ParameterTypeDescription
global_step_fromintegerReturn only metrics with global_step ≥ this value.
global_step_tointegerReturn only metrics with global_step ≤ this value.
logged_at_fromstring or datetimeReturn only metrics logged at or after this ISO 8601 timestamp.
logged_at_tostring or datetimeReturn only metrics logged at or before this ISO 8601 timestamp.
resolutionintegerMaximum number of uniformly sampled training metric points. Does not affect eval metrics.

Available metrics

Every job reports train/global_step, train/loss, train/grad_norm, train/learning_rate, and timestamp. When you supply validation_file and set n_evals > 0, the response also includes eval/loss and other validation metrics.

Preference-tuning jobs

A DPO job emits everything above and adds reward and divergence metrics to the same list_metrics payload.

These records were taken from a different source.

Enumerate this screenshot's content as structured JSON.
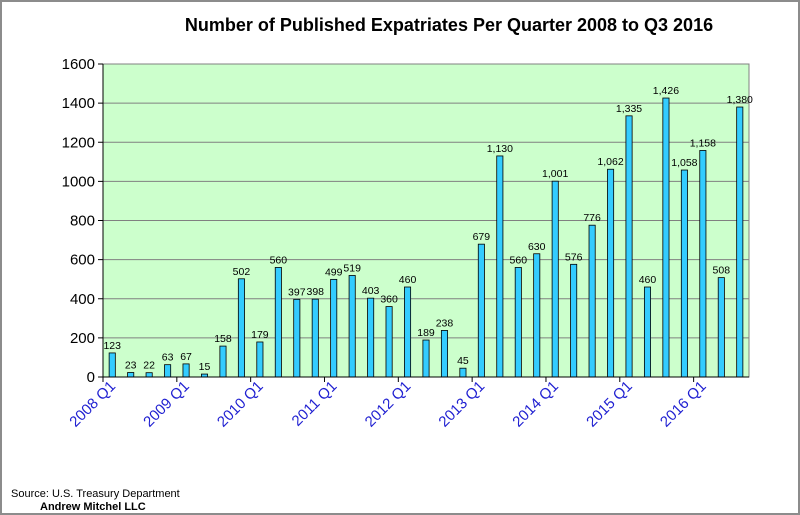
{
  "chart_data": {
    "type": "bar",
    "title": "Number of Published Expatriates Per Quarter 2008  to Q3 2016",
    "xlabel": "",
    "ylabel": "",
    "ylim": [
      0,
      1600
    ],
    "yticks": [
      0,
      200,
      400,
      600,
      800,
      1000,
      1200,
      1400,
      1600
    ],
    "grid": "horizontal",
    "xtick_labels": [
      "2008 Q1",
      "2009 Q1",
      "2010 Q1",
      "2011 Q1",
      "2012 Q1",
      "2013 Q1",
      "2014 Q1",
      "2015 Q1",
      "2016 Q1"
    ],
    "xtick_category_index": [
      0,
      4,
      8,
      12,
      16,
      20,
      24,
      28,
      32
    ],
    "categories": [
      "2008 Q1",
      "2008 Q2",
      "2008 Q3",
      "2008 Q4",
      "2009 Q1",
      "2009 Q2",
      "2009 Q3",
      "2009 Q4",
      "2010 Q1",
      "2010 Q2",
      "2010 Q3",
      "2010 Q4",
      "2011 Q1",
      "2011 Q2",
      "2011 Q3",
      "2011 Q4",
      "2012 Q1",
      "2012 Q2",
      "2012 Q3",
      "2012 Q4",
      "2013 Q1",
      "2013 Q2",
      "2013 Q3",
      "2013 Q4",
      "2014 Q1",
      "2014 Q2",
      "2014 Q3",
      "2014 Q4",
      "2015 Q1",
      "2015 Q2",
      "2015 Q3",
      "2015 Q4",
      "2016 Q1",
      "2016 Q2",
      "2016 Q3"
    ],
    "values": [
      123,
      23,
      22,
      63,
      67,
      15,
      158,
      502,
      179,
      560,
      397,
      398,
      499,
      519,
      403,
      360,
      460,
      189,
      238,
      45,
      679,
      1130,
      560,
      630,
      1001,
      576,
      776,
      1062,
      1335,
      460,
      1426,
      1058,
      1158,
      508,
      1380
    ],
    "value_labels": [
      "123",
      "23",
      "22",
      "63",
      "67",
      "15",
      "158",
      "502",
      "179",
      "560",
      "397",
      "398",
      "499",
      "519",
      "403",
      "360",
      "460",
      "189",
      "238",
      "45",
      "679",
      "1,130",
      "560",
      "630",
      "1,001",
      "576",
      "776",
      "1,062",
      "1,335",
      "460",
      "1,426",
      "1,058",
      "1,158",
      "508",
      "1,380"
    ]
  },
  "footer": {
    "source": "Source:  U.S. Treasury Department",
    "author": "Andrew Mitchel LLC"
  },
  "colors": {
    "plot_background": "#ccffcc",
    "bar_fill": "#33ccff",
    "bar_stroke": "#000000",
    "tick_label": "#1f1fd1"
  }
}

They show up as extra train/* keys during training and, when evaluation is enabled, matching eval/* keys:
  • Reward and accuracy: The reward assigned to the preferred and non-preferred responses, plus the share of examples where the preferred reward is higher.
  • KL divergence: How far the trained model’s output distribution has drifted from the reference model.
  • Per-side log probabilities: Separate values for the preferred and non-preferred outputs, useful for debugging stalled runs.
Retrieval, filtering, and downsampling work the same way regardless of method. For what these values mean and how to interpret them during a run, see DPO metrics.

Stream to Weights & Biases

Pass wandb_api_key when creating the job to mirror these metrics to your W&B workspace in real time. See the quickstart for the call structure.